To be free from my old sin/ addiction. it's not drug or alcohol or anything dangerous like that. It's more into idolizing and investing more time with it than with God which is not so ok. Recently I just can't stop being away from my old sin because it keep coming back. I only can stay away for few hours or just 2 days but the rest will coontinue. please pray for me to be away from the old things and help me focus on God's new purpose and life He brings to me. Thank you.
I'm going to Europe on July please pray for me that everything set such as the train tickets and that my condition is healthy. Also there will be pickpocket in certain country so plz pray for avoiding pickpockets and any bad things that are not according to God's will.
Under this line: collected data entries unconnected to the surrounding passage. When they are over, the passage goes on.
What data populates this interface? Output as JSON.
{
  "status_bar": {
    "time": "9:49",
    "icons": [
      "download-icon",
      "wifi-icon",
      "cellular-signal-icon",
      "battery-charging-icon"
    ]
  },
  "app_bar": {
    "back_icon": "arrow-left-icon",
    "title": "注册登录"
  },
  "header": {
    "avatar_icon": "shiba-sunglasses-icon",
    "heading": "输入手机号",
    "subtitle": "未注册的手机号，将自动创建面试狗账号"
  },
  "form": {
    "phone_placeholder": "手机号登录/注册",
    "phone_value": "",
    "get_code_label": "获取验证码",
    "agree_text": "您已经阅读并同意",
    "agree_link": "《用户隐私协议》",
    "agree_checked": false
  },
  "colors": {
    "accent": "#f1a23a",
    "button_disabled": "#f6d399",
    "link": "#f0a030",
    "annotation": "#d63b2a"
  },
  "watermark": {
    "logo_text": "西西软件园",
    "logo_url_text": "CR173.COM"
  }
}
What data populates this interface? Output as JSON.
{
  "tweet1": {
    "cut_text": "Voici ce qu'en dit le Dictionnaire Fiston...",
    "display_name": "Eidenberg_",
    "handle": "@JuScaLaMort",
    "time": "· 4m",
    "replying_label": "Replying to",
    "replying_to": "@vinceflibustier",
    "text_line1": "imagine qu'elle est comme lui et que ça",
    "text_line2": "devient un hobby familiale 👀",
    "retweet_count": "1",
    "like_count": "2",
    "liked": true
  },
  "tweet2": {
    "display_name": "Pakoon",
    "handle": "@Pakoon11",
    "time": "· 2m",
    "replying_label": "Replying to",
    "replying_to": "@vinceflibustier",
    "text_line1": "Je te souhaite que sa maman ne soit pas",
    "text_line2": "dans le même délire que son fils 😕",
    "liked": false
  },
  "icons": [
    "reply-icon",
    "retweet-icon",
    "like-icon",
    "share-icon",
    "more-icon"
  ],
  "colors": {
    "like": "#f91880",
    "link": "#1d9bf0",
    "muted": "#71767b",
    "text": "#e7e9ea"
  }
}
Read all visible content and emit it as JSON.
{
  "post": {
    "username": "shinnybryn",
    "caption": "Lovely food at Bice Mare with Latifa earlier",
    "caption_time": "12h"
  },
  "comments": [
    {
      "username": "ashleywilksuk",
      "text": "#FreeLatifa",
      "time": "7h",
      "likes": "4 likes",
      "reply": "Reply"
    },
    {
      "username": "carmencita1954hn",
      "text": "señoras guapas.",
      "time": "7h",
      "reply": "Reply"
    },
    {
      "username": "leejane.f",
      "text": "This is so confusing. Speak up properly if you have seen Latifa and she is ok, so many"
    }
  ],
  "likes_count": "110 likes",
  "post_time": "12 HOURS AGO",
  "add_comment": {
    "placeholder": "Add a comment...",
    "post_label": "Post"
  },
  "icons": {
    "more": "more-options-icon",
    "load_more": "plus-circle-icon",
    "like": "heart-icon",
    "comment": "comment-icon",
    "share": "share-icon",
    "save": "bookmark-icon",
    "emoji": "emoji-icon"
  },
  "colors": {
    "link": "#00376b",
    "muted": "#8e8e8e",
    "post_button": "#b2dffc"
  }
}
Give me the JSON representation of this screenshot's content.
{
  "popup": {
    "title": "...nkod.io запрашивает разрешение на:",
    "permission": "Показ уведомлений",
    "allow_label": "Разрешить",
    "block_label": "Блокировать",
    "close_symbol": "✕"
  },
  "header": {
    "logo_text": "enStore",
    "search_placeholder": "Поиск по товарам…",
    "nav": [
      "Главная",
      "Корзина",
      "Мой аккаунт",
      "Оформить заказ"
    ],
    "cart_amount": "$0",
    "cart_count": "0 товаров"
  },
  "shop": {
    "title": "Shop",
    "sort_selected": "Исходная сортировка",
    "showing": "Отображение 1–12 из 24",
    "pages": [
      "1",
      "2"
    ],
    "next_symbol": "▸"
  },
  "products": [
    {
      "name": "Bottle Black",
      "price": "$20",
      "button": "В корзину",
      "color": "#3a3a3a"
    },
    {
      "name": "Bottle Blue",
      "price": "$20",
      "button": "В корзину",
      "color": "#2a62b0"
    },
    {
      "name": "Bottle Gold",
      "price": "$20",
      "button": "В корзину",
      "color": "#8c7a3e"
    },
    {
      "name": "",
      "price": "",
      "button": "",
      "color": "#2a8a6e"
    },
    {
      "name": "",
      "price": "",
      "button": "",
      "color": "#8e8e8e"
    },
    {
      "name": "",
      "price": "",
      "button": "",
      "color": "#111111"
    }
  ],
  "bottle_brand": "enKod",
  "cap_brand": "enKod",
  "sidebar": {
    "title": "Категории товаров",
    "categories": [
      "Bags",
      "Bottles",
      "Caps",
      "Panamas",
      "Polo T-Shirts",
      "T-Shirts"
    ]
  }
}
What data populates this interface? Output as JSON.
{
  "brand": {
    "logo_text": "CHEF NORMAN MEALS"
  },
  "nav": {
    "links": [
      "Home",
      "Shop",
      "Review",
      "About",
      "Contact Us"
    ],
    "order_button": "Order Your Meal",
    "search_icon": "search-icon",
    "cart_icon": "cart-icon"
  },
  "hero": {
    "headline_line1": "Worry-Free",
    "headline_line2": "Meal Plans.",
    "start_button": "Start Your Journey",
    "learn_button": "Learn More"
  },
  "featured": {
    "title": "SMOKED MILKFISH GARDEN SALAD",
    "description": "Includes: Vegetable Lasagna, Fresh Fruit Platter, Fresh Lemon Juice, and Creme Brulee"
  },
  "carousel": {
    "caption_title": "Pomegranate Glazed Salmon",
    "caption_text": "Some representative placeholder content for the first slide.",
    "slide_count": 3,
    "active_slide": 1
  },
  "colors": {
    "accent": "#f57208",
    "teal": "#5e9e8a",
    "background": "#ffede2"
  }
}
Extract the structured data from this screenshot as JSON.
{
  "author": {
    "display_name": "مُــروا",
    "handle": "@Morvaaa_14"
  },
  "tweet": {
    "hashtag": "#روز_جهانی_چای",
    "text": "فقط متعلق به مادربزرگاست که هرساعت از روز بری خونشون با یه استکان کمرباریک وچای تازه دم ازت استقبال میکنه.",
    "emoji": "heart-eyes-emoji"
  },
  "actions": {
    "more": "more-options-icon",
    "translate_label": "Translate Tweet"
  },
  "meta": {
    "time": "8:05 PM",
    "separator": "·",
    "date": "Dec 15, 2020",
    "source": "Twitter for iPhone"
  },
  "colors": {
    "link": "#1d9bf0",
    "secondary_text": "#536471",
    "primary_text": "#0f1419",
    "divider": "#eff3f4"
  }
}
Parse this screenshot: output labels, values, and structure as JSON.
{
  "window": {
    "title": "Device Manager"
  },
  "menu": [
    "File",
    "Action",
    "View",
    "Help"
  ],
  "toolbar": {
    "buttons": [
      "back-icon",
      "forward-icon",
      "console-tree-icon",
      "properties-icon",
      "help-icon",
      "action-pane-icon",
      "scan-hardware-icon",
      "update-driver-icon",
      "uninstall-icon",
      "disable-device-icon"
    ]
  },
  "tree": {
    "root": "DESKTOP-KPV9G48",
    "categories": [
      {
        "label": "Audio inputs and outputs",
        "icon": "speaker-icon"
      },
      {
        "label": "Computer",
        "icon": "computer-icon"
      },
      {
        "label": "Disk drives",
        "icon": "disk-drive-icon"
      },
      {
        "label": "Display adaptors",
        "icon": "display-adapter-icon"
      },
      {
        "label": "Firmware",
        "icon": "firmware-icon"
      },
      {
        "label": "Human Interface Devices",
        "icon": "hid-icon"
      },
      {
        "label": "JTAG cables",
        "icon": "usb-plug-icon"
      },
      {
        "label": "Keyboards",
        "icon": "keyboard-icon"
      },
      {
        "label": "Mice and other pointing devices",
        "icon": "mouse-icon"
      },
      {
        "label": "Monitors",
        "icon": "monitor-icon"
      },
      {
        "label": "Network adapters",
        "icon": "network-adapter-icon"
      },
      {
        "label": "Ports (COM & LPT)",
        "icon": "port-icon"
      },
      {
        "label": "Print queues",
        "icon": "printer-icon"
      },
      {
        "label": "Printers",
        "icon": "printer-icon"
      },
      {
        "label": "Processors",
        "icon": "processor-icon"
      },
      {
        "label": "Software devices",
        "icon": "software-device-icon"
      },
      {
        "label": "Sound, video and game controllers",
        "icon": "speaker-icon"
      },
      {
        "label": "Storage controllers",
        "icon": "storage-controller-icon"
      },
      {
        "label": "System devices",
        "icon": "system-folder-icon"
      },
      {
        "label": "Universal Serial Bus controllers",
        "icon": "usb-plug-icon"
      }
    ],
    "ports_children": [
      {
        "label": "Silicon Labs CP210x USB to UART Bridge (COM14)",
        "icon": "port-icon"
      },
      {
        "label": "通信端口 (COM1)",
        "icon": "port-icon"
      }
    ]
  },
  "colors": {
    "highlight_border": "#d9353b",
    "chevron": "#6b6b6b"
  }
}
Please pray for me that I can submit my last two assignments and get good grades. Now i need motivation since i just finish big dissertation and it's Easter holiday i feel kinda lazy to do it. My target is to finish one assignment before i go to London at the end of April which i need motivation, God's help and wisdom and patience when doing my assignment. I have faith i will finish my two assignments and get good results for my final grade.
Lord im just confused with my assignment. Every time idea pop in my head n finish explaining it I always feel its not right according to the assignment description or there's this dilemma happening. My head always worried if its relevant to what my teacher asks but my heart says if thats ur best then leave it. But the other side of me says what if I can do better and search the real truth? Instead of leave it and shown im a lazy person because I dont want to change. But lately Ive been down from getting helping hand. All I can do is worried, consult my mom or cry but still the same. Please help me to get a fiem answer to do my assignment.